Friday, August 14, 2015

After over a year in power, the Narendra Modi government’s decisions to cut federal welfare spending on the poorest of India’s 1.25 billion people have come in for a sharp criticism, including from within his cabinet.

In a break with India’s Socialist past, Modi saved money on federal social and subsidy expenditure, and pumped it into an infrastructure stimulus he hopes will trigger a spurt in economic growth, a Reuters report had said.

Co-founder of Microsoft, Bill Gates in this op-ed piece, which was published in The Times of India, has addressed Modi and said that even though the healthcare system in India has improved quite a bit, it still is uneven from state to state:

Resources matter, but how they are used is just as important. India is immense and immensely complex. There is no existing health system model that can simply be applied to India. You need to generate new models. How can you provide high-quality care in vast rural areas where there are very few doctors? Given that so many Indians use private health providers, how can the government work with the private sector to improve care? How can such a sprawling health system produce and use data in real time to respond to what is happening on the ground? These are challenges India is wrestling with. You have the creativity and intellect to solve them, and I believe you also have the political commitment.

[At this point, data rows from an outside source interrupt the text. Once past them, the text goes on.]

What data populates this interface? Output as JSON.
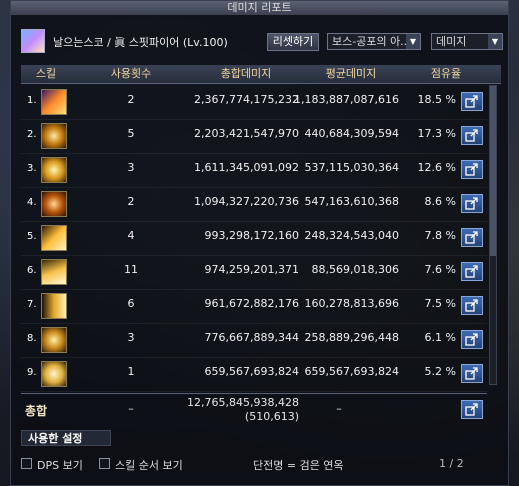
{
  "window": {
    "title": "데미지 리포트"
  },
  "header": {
    "character": "날으는스코 / 眞 스핏파이어 (Lv.100)",
    "reset_label": "리셋하기",
    "boss_filter": "보스-공포의 아..",
    "mode_filter": "데미지"
  },
  "table": {
    "columns": {
      "skill": "스킬",
      "uses": "사용횟수",
      "total": "총합데미지",
      "avg": "평균데미지",
      "share": "점유율"
    },
    "rows": [
      {
        "rank": "1.",
        "uses": "2",
        "total": "2,367,774,175,232",
        "avg": "1,183,887,087,616",
        "share": "18.5 %"
      },
      {
        "rank": "2.",
        "uses": "5",
        "total": "2,203,421,547,970",
        "avg": "440,684,309,594",
        "share": "17.3 %"
      },
      {
        "rank": "3.",
        "uses": "3",
        "total": "1,611,345,091,092",
        "avg": "537,115,030,364",
        "share": "12.6 %"
      },
      {
        "rank": "4.",
        "uses": "2",
        "total": "1,094,327,220,736",
        "avg": "547,163,610,368",
        "share": "8.6 %"
      },
      {
        "rank": "5.",
        "uses": "4",
        "total": "993,298,172,160",
        "avg": "248,324,543,040",
        "share": "7.8 %"
      },
      {
        "rank": "6.",
        "uses": "11",
        "total": "974,259,201,371",
        "avg": "88,569,018,306",
        "share": "7.6 %"
      },
      {
        "rank": "7.",
        "uses": "6",
        "total": "961,672,882,176",
        "avg": "160,278,813,696",
        "share": "7.5 %"
      },
      {
        "rank": "8.",
        "uses": "3",
        "total": "776,667,889,344",
        "avg": "258,889,296,448",
        "share": "6.1 %"
      },
      {
        "rank": "9.",
        "uses": "1",
        "total": "659,567,693,824",
        "avg": "659,567,693,824",
        "share": "5.2 %"
      }
    ],
    "total": {
      "label": "총합",
      "uses": "–",
      "sum": "12,765,845,938,428",
      "count": "(510,613)",
      "avg": "–"
    }
  },
  "usage_tab": "사용한 설정",
  "footer": {
    "dps_label": "DPS 보기",
    "order_label": "스킬 순서 보기",
    "legend": "단전명 = 검은 연옥",
    "page": "1 / 2"
  },
  "colors": {
    "accent": "#f0d7a0",
    "button": "#3f6bb4"
  }
}
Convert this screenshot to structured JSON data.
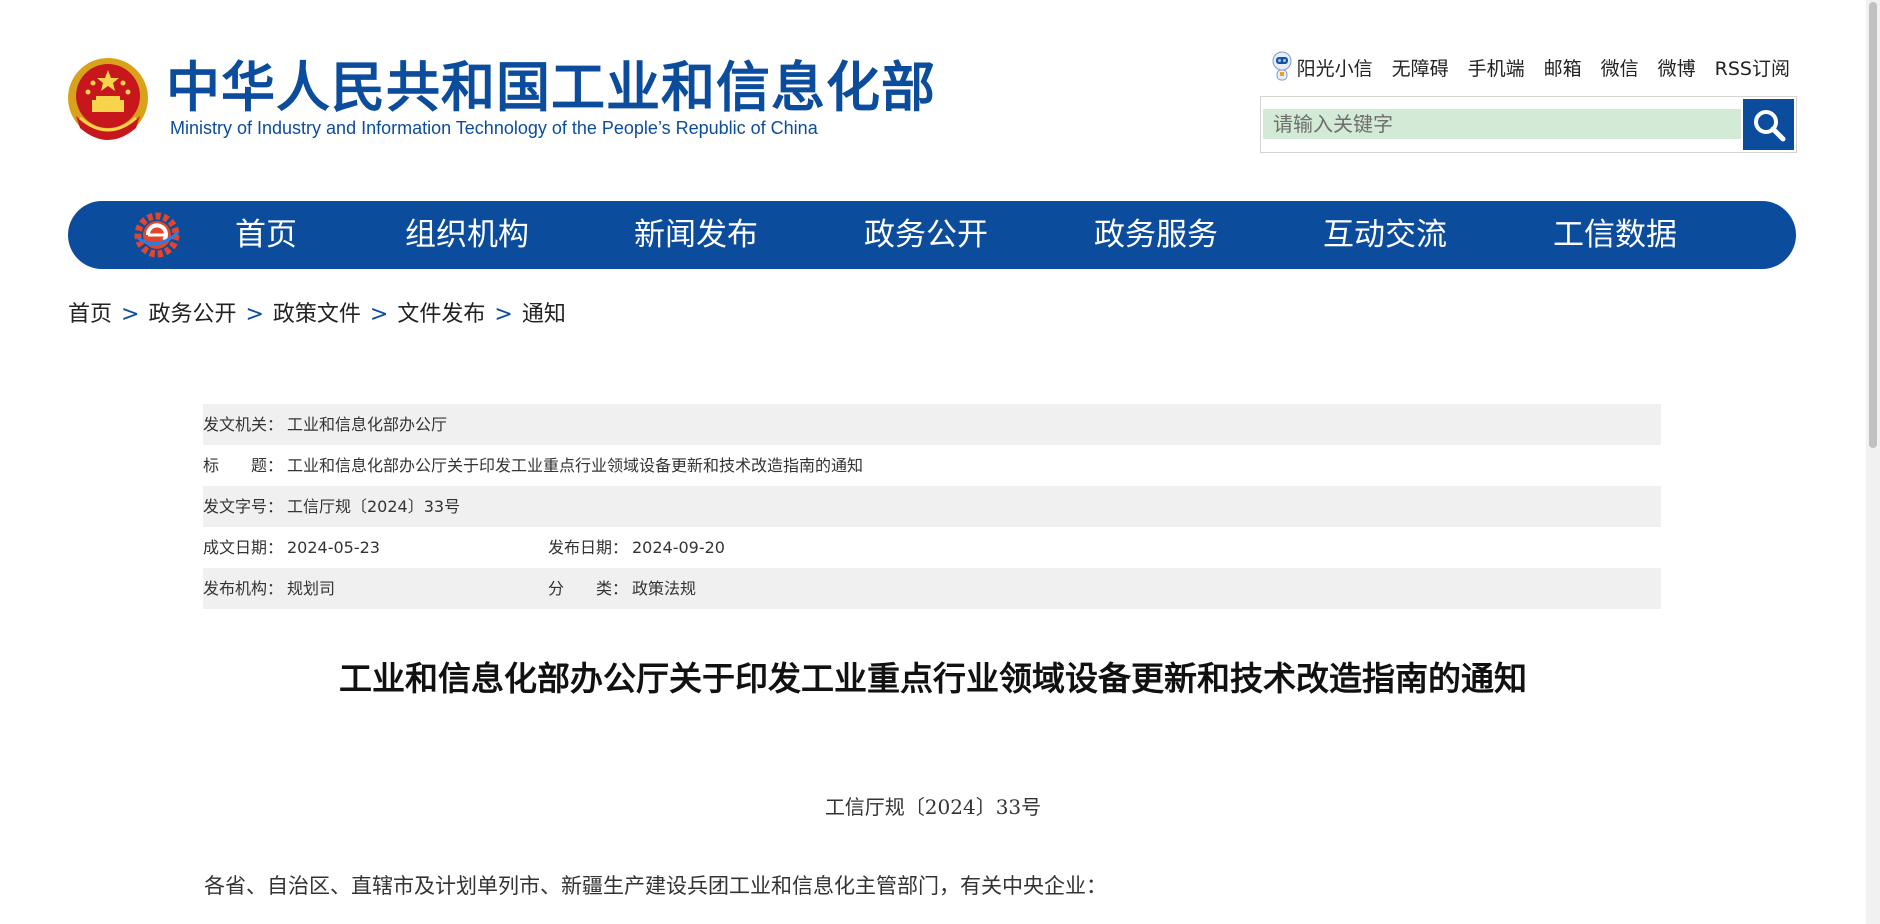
{
  "header": {
    "logo_cn": "中华人民共和国工业和信息化部",
    "logo_en": "Ministry of Industry and Information Technology of the People’s Republic of China",
    "top_links": [
      "阳光小信",
      "无障碍",
      "手机端",
      "邮箱",
      "微信",
      "微博",
      "RSS订阅"
    ],
    "search_placeholder": "请输入关键字",
    "search_icon": "search-icon",
    "robot_icon": "robot-mascot-icon",
    "emblem_icon": "national-emblem-icon"
  },
  "nav": {
    "logo_icon": "miit-gear-logo-icon",
    "items": [
      "首页",
      "组织机构",
      "新闻发布",
      "政务公开",
      "政务服务",
      "互动交流",
      "工信数据"
    ]
  },
  "breadcrumb": {
    "items": [
      "首页",
      "政务公开",
      "政策文件",
      "文件发布",
      "通知"
    ],
    "separator": ">"
  },
  "info": {
    "issuer_label": "发文机关：",
    "issuer": "工业和信息化部办公厅",
    "title_label": "标　　题：",
    "title": "工业和信息化部办公厅关于印发工业重点行业领域设备更新和技术改造指南的通知",
    "doc_no_label": "发文字号：",
    "doc_no": "工信厅规〔2024〕33号",
    "created_label": "成文日期：",
    "created": "2024-05-23",
    "published_label": "发布日期：",
    "published": "2024-09-20",
    "org_label": "发布机构：",
    "org": "规划司",
    "category_label": "分　　类：",
    "category": "政策法规"
  },
  "article": {
    "title": "工业和信息化部办公厅关于印发工业重点行业领域设备更新和技术改造指南的通知",
    "doc_number": "工信厅规〔2024〕33号",
    "salutation": "各省、自治区、直辖市及计划单列市、新疆生产建设兵团工业和信息化主管部门，有关中央企业："
  },
  "colors": {
    "brand_blue": "#0b4c9c",
    "search_bg": "#d3ebd6",
    "row_shade": "#f0f0f0"
  }
}
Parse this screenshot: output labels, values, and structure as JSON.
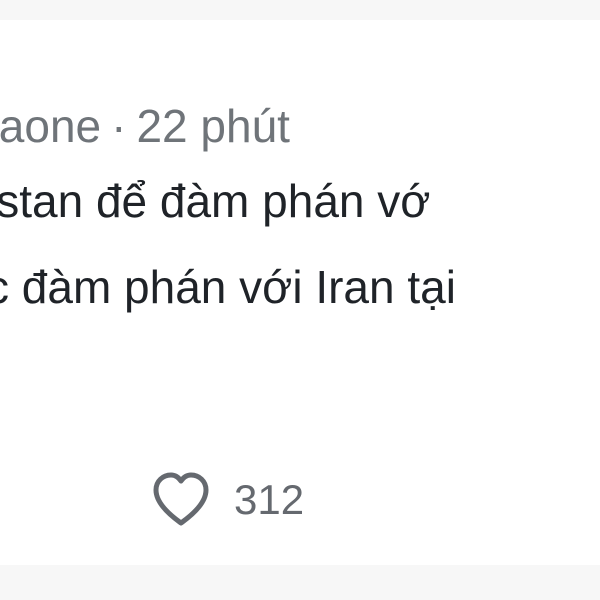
{
  "post": {
    "username_fragment": "taone",
    "separator": "·",
    "time": "22 phút",
    "lines": [
      "istan để đàm phán vớ",
      "c đàm phán với Iran tại"
    ]
  },
  "actions": {
    "like_count": "312",
    "like_icon": "heart-outline-icon"
  },
  "colors": {
    "background": "#ffffff",
    "muted_band": "#f7f7f7",
    "text": "#1f2328",
    "meta_text": "#6f7479",
    "icon": "#65696f"
  }
}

In this May 2015 article, Reuters quoted government sources and said that lower welfare spending will be compensated for by giving state governments a larger allocation of tax revenues to spend as they choose. But state chiefs, government officials and a cabinet minister have warned that the spending shakeup endangers the country’s most vulnerable.

Maneka Gandhi, women and child development minister in Modi’s cabinet, had said the impact of the policy will borne by India’s estimated 300 million poor. “This may result in a situation where the focus is lost on critical programmes related to malnutrition of children… nutrition for pregnant and lactating mothers,” Gandhi wrote in an 27 April letter to the finance minister, Reuters said.

In his first full-year budget, approved by Parliament on 7 May, Modi halved funding for a scheme that gives millions of poor children free food and drastically cut allocations to make clean water available in rural areas.